Cinematograficamente, ao que tudo indica (tenho sempre a esperança de alguma obra-prima me ter escapado e é tão bom descobrir bons filmes alguns anos depois de terem saído), 2016 não foi um ano inesquecível, a não ser por causa de perdas importantes, como Rivette e Kiarostami.

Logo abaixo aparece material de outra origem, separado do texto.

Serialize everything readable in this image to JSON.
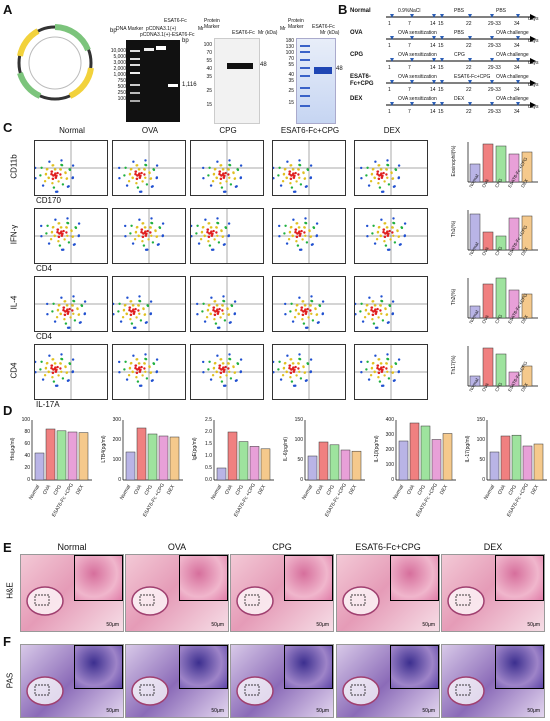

O filme que estreou em 2016 que recordo com mais perplexidade (sempre um bom sinal) é L’Avenir, de Mia Hansen-Love. Não é fácil escrever sobre os filmes desta realizadora. Uma das características de que mais gosto neles é a atenção à existência de todos os dias. Podem ocorrer pequenas ou grandes catástrofes, mas a vida continua sem espalhafato. Esta resiliência é mais difícil de filmar ou traduzir em imagens do que se espera. Um dos elementos de L’Avenir que mais deram que falar – o facto de a protagonista parecer impermeável às perdas que sofre – relaciona-se com a mesma posição estética (e ética). Estamos mais habituados a personagens femininas  e masculinas descontroladas e desequilibradas – parecem mais interessantes, com mais potencial ficcional –, mas é admirável que a realizadora enfrente corajosamente a opacidade da sua protagonista, sem nada fazer para nos entreter ou distrair desta dificuldade.

 


A protagonista de Julieta, de Pedro Almodóvar, parecendo à partida muito diferente de Nathalie (Isabelle Huppert) em L’Avenir, destaca-se igualmente pela capacidade de sobrevivência, embora reagindo às adversidades de modo diferente. Na obra de Almodóvar, este filme distingue-se pela sobriedade, sem, no entanto, perder a crueza e violência emocional que o realizador é exímio a trabalhar.

 



Mais duas personagens femininas intrigantes em filmes que nos deixam a pensar são Barbara (Nina Hoss), no filme de Christian Petzold (2012), e Margaret (Lindsay Crouse), em House of Games, de David Mamet (1987). Estes dois filmes tão diferentes, o de Petzold desarmantemente simples no artifício, o de Mamet mais lúdico e mais fascinado com labirintos mentais, partilham o facto de terem protagonistas difíceis de ler. Questionamo-nos durante muito tempo sobre as motivações destas mulheres também graças aos desempenhos excepcionais das duas actrizes.

 


Em 2016 tivemos a sorte de ver mais um filme de Apichatpong (Cemitério do Esplendor), um dos realizadores no activo mais originais e inesperados, com filmes que vejo sempre com curiosidade e um grande interesse na capacidade deste autor de explorar simultaneamente várias dimensões temporais sem se atrapalhar.

 


Intrigante e inesperado continua a ser The Shining, de Stanley Kubrick, um filme de 1980 que, no entanto, ainda surpreende, maravilha e causa alguma estranheza. É uma longa-metragem que admite diferentes descrições de acordo com a perspectiva assumida. Diverte-me mais vê-lo como abordagem das dificuldades de escrever. Isolados (escreve-se sempre sozinho), rabugentos, desgrenhados, frustrados com a lentidão da actividade e com as próprias incapacidades, desorientados no labirinto umas vezes vazio, outras demasiado ruidoso e povoado, da sua imaginação, os escritores, à semelhança de Jack Torrance, recebem visitas indesejadas de personagens ou pessoas do passado e do futuro – o presente, no entanto, permanece inarticulável.